From the very onset of the tragedy, Sally and Cliff Lancaster and their remaining six children have been supported by St. Philip Neri parishioners. Several of them accompanied the family to court.

Greta Rosenberger, director of RCIA and adult faith formation in the parish, said that Sally Lancaster goes to daily Mass and “prays the rosary with us after Mass.” She is also a regular attendee at the Monday evening prayer/Scripture study and a monthly women’s group.

Lancaster’s reaching out in forgiveness to her son’s killer is characteristic behavior, said Rosenberger, noting that the grieving mother sees tragedy as something to surrender to. “She has a great trust in God’s perfect plan and knows that God is using Troy to pray for her entire family right now.”

Lancaster told Rosenberger that she expects that Troy is praying for the young man who murdered him, so that both men may one day be friends in heaven.
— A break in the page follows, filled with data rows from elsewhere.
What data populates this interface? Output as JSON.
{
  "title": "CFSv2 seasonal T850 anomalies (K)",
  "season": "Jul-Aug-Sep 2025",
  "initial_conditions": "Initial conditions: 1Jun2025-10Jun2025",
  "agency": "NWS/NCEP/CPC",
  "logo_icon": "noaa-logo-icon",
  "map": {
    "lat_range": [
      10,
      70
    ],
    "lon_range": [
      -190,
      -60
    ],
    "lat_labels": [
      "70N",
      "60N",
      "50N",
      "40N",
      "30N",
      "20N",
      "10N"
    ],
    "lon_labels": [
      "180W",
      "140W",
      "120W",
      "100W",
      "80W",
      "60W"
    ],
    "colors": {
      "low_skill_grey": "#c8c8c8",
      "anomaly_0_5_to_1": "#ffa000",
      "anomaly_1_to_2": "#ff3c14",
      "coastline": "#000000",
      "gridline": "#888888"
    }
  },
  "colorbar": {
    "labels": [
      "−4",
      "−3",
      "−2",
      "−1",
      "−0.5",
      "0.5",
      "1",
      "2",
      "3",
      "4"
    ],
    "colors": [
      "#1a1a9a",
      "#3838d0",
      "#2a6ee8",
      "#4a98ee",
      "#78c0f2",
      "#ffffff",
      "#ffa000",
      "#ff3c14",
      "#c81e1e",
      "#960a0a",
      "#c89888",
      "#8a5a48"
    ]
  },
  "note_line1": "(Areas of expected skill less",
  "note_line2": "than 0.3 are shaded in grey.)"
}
Lancaster said she is able to cope with her son’s death in this faith-filled manner because she believes Troy “was at the peak of who he was when he died. He could have spiraled down, but he was trying to pull himself together. I think God permits things to happen and we don’t see the bigger picture.”

Part of the bigger picture might be the impact her son’s death has had on his friends. “They’re starting to change and to better their lives by getting jobs and going to school. That’s really neat.”

Lancaster adds that they’ve “put more value on life and gone deep about spiritual matters because they could be taken away too, like Troy.”